Municipales en France: spectaculaire poussée du FN, la gauche en recul

La présidente du Front national Marine Le Pen a aussitôt salué «un cru exceptionnel» et «la fin de la bipolarisation de la vie politique». Le porte-parole du PS David Assouline a lui déploré «une hausse importante et inquiétante» du parti d’extrême droite.

Le président de l’UMP Jean-François Copé, réélu au premier tour dans sa ville de Meaux, a lui appelé les électeurs du FN à reporter leurs voix sur les candidats de son parti au second tour.

La porte-parole du gouvernement, Najat Vallaud-Belkacem, a martelé pour sa part que la majorité ferait «tout pour empêcher qu’un candidat FN emporte une municipalité».

A Hénin-Beaumont, ville symbole de l’âpre lutte que mène le Front national pour arracher au PS cette terre historiquement à gauche, le secrétaire général du FN, Steeve Briois, obtiendrait selon TNS-Sopra 49,4% des suffrages, loin devant le maire sortant Eugène Binaisse (32,5%), soutenu par le PS, EELV et le PCF.

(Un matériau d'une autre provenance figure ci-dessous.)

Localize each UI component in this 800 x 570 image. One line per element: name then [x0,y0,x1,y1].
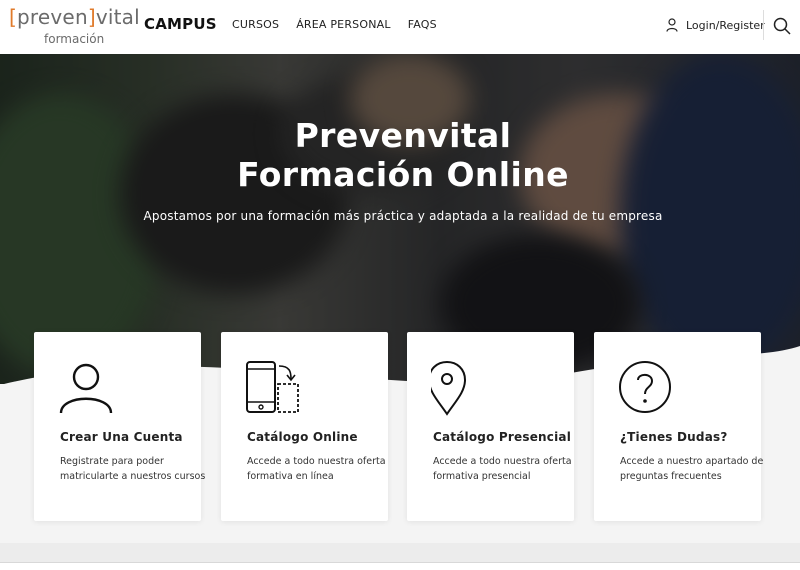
nav-faqs[interactable]: FAQS [408,18,437,31]
main-nav: CURSOS ÁREA PERSONAL FAQS [232,18,454,31]
question-circle-icon [619,361,671,413]
card-title: Catálogo Presencial [433,430,572,444]
card-online-catalog[interactable]: Catálogo Online Accede a todo nuestra of… [221,332,388,521]
location-pin-icon [431,360,467,416]
page-bottom [0,563,800,570]
logo-word-right: vital [95,5,140,29]
hero-subtitle: Apostamos por una formación más práctica… [143,209,663,223]
campus-label[interactable]: CAMPUS [144,15,217,33]
card-title: Crear Una Cuenta [60,430,183,444]
user-icon [666,18,678,32]
logo-subtitle: formación [44,32,105,46]
logo-word-left: preven [17,5,88,29]
nav-cursos[interactable]: CURSOS [232,18,279,31]
login-register-label: Login/Register [686,18,765,32]
header-divider [763,10,764,40]
search-icon[interactable] [773,17,791,35]
site-logo[interactable]: [preven]vital formación [9,4,140,48]
section-divider [0,543,800,563]
card-description: Registrate para poder matricularte a nue… [60,456,206,482]
card-presential-catalog[interactable]: Catálogo Presencial Accede a todo nuestr… [407,332,574,521]
nav-area-personal[interactable]: ÁREA PERSONAL [296,18,391,31]
card-description: Accede a todo nuestra oferta formativa p… [433,456,572,482]
user-icon [59,363,113,414]
card-faq[interactable]: ¿Tienes Dudas? Accede a nuestro apartado… [594,332,763,521]
card-title: Catálogo Online [247,430,358,444]
mobile-screen-icon [246,361,299,413]
logo-bracket-close: ] [87,5,96,29]
hero-title: Prevenvital Formación Online [237,116,569,194]
login-register-link[interactable]: Login/Register [666,16,765,34]
card-description: Accede a todo nuestra oferta formativa e… [247,456,386,482]
card-title: ¿Tienes Dudas? [620,430,728,444]
card-create-account[interactable]: Crear Una Cuenta Registrate para poder m… [34,332,205,521]
site-header: [preven]vital formación CAMPUS CURSOS ÁR… [0,0,800,54]
card-description: Accede a nuestro apartado de preguntas f… [620,456,764,482]
logo-bracket-open: [ [9,5,18,29]
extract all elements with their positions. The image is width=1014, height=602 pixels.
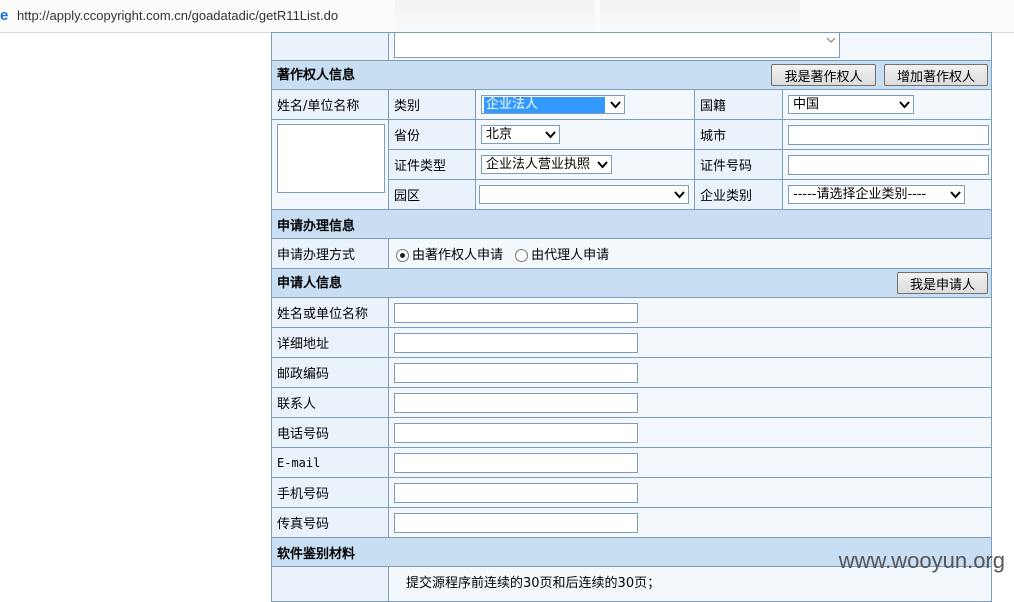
browser-address-bar: e http://apply.ccopyright.com.cn/goadata… <box>0 0 1014 33</box>
radio-owner-option[interactable]: 由著作权人申请 <box>396 248 507 263</box>
id-number-input[interactable] <box>788 154 989 175</box>
svg-text:e: e <box>0 7 8 23</box>
i-am-applicant-button[interactable]: 我是申请人 <box>897 272 989 294</box>
id-type-cell: 企业法人营业执照 <box>475 149 695 180</box>
section-header-application: 申请办理信息 <box>270 209 993 239</box>
id-type-label: 证件类型 <box>388 149 476 180</box>
owner-name-cell <box>271 119 389 210</box>
radio-checked-icon[interactable] <box>396 249 409 262</box>
province-label: 省份 <box>388 119 476 150</box>
radio-unchecked-icon[interactable] <box>515 249 529 262</box>
province-select[interactable]: 北京 <box>481 125 560 144</box>
ghost-tab <box>395 0 595 32</box>
enterprise-type-value: -----请选择企业类别---- <box>793 187 927 202</box>
id-type-select[interactable]: 企业法人营业执照 <box>481 155 612 174</box>
address-cell <box>387 327 993 358</box>
chevron-down-icon <box>950 191 961 199</box>
radio-owner-label: 由著作权人申请 <box>412 248 504 263</box>
phone-input[interactable] <box>394 422 638 443</box>
email-input[interactable] <box>394 452 638 473</box>
id-type-value: 企业法人营业执照 <box>486 157 591 172</box>
category-label: 类别 <box>388 89 476 120</box>
radio-agent-label: 由代理人申请 <box>531 248 610 263</box>
postal-code-cell <box>387 357 993 388</box>
nationality-label: 国籍 <box>694 89 783 120</box>
mobile-cell <box>387 477 993 508</box>
city-cell <box>781 119 993 150</box>
fax-label: 传真号码 <box>271 507 389 538</box>
fax-input[interactable] <box>394 512 638 533</box>
phone-cell <box>387 417 993 448</box>
application-method-label: 申请办理方式 <box>271 238 389 269</box>
chevron-down-icon <box>674 191 685 199</box>
owner-name-textarea[interactable] <box>277 124 385 193</box>
contact-cell <box>387 387 993 418</box>
park-cell <box>475 179 695 210</box>
applicant-name-input[interactable] <box>394 302 638 323</box>
chevron-down-icon <box>610 101 621 109</box>
radio-agent-option[interactable]: 由代理人申请 <box>515 248 609 263</box>
applicant-name-cell <box>387 297 993 328</box>
chevron-down-icon <box>899 101 910 109</box>
owner-name-label: 姓名/单位名称 <box>271 89 389 120</box>
contact-label: 联系人 <box>271 387 389 418</box>
park-label: 园区 <box>388 179 476 210</box>
category-cell: 企业法人 <box>475 89 695 120</box>
chevron-down-icon <box>545 131 556 139</box>
address-url[interactable]: http://apply.ccopyright.com.cn/goadatadi… <box>17 8 338 23</box>
province-cell: 北京 <box>475 119 695 150</box>
fax-cell <box>387 507 993 538</box>
ie-browser-icon: e <box>0 7 8 23</box>
section-header-applicant: 申请人信息 我是申请人 <box>270 268 993 298</box>
top-label-cell <box>271 32 389 61</box>
nationality-select[interactable]: 中国 <box>788 95 914 114</box>
id-number-label: 证件号码 <box>694 149 783 180</box>
nationality-cell: 中国 <box>781 89 993 120</box>
enterprise-type-cell: -----请选择企业类别---- <box>781 179 993 210</box>
mobile-input[interactable] <box>394 482 638 503</box>
section-title: 软件鉴别材料 <box>277 546 356 562</box>
city-input[interactable] <box>788 124 989 145</box>
materials-note: 提交源程序前连续的30页和后连续的30页； <box>406 576 661 591</box>
nationality-value: 中国 <box>793 97 820 112</box>
application-method-cell: 由著作权人申请 由代理人申请 <box>387 238 993 269</box>
email-cell <box>387 447 993 478</box>
category-value: 企业法人 <box>484 97 605 113</box>
city-label: 城市 <box>694 119 783 150</box>
section-title: 申请办理信息 <box>277 218 356 234</box>
park-select[interactable] <box>479 185 689 204</box>
postal-code-label: 邮政编码 <box>271 357 389 388</box>
materials-label-cell <box>271 566 389 602</box>
section-header-copyright-owner: 著作权人信息 我是著作权人 增加著作权人 <box>270 60 993 90</box>
email-label: E-mail <box>271 447 389 478</box>
address-label: 详细地址 <box>271 327 389 358</box>
i-am-owner-button[interactable]: 我是著作权人 <box>771 64 876 86</box>
enterprise-type-select[interactable]: -----请选择企业类别---- <box>788 185 965 204</box>
enterprise-type-label: 企业类别 <box>694 179 783 210</box>
category-select[interactable]: 企业法人 <box>481 95 625 114</box>
address-input[interactable] <box>394 332 638 353</box>
ghost-tab <box>600 0 800 32</box>
add-owner-button[interactable]: 增加著作权人 <box>884 64 989 86</box>
province-value: 北京 <box>486 127 513 142</box>
contact-input[interactable] <box>394 392 638 413</box>
id-number-cell <box>781 149 993 180</box>
upper-textarea[interactable] <box>394 33 840 58</box>
section-title: 申请人信息 <box>277 276 343 291</box>
phone-label: 电话号码 <box>271 417 389 448</box>
chevron-down-icon <box>597 161 608 169</box>
watermark: www.wooyun.org <box>838 548 1005 573</box>
registration-form: 著作权人信息 我是著作权人 增加著作权人 姓名/单位名称 类别 企业法人 国籍 … <box>270 32 993 602</box>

A Béziers, l’ancien président de RSF, Robert Ménard, devenu l’une des têtes de pont du Rassemblement Bleu-Marine de Marine Le Pen, est en tête avec 45% des suffrages, selon le CSA.

A Avignon, le FN arriverait en tête avec 29,4% des voix, devant la socialiste Cécile Helle (27,5%) et l’UMP Bernard Chaussegros (22,3%). La socialiste pourrait du coup profiter de cette triangulaire.

A Fréjus, le frontiste David Rachline serait aussi en tête avec 40,2% des suffrages.

La participation a atteint 54,72% à 17H00, en deçà du chiffre enregistré au premier tour de 2008 à la même heure (56,25%). Les instituts de sondage prédisant même une abstention record d’environ 35%, au-delà des 33,5% de 2008.

’Rejet du personnel politique’

«Cette progression de l’abstention reflète un rejet du personnel politique, amplifié par les dernières affaires», a estimé Frédéric Dabi, politologue à l’Ifop. «Mais elle illustre également la désillusion des électeurs à l’égard de la capacité des politiques de pouvoir changer les choses».

L’ancien ministre et député UMP Frédéric Lefebvre n’a pas dit autre chose, en déplorant un «effet boomerang des méfaits politiques qui font tant de mal», citant «les écoutes, les promesses sans lendemain».

A Pau, le président du MoDem François Bayrou arrive nettement en tête dans cette ville qu’il tente de conquérir pour la troisième fois, selon les estimations de trois instituts de sondage.

L’ancien candidat à la présidentielle, âgé de 62 ans, sans mandat électif depuis sa défaite aux législatives en 2012, joue en grande partie son avenir politique dans cette élection.

A Marseille, l’ancien président de l’OM et candidat à la mairie Pape Diouf a dénoncé «des faits de fraude inacceptables», évoquant «une liste d’émargement déjà signée à 8H00 du matin, avant même l’entrée du premier électeur».

Il s’est réservé le droit de déposer un recours, ce qui pourrait perturber la suite du scrutin dans cette ville où le PS Patrick Mennucci tente de mettre fin à 19 ans de règne de l’UMP Jean-Claude Gaudin.

L’ancien ministre de la Défense Hervé Morin (UDI) a été réélu dès le premier tour à Epaunes dans l’Eure, tout comme son ancien collègue au gouvernement Yves Jégo (UDI) à Montereau-Fault-Yonne (Seine-et-Marne).

C’est également le cas aussi du président du groupe UMP à l’Assemblée nationale Christian Jacob à Provins (Seine-et-Marne) et de l’UMP Laurent Wauquiez au Puy-en-Velay (Haute-Loire).

A Nancy, l’une des villes de droite de plus de 100.000 habitants que la gauche espère faire basculer, l’UDI Laurent Hénart serait largement en tête à 41,4% contre 34,8% au socialiste Mathieu Klein, selon une estimation TNS-Sofres-Sopra.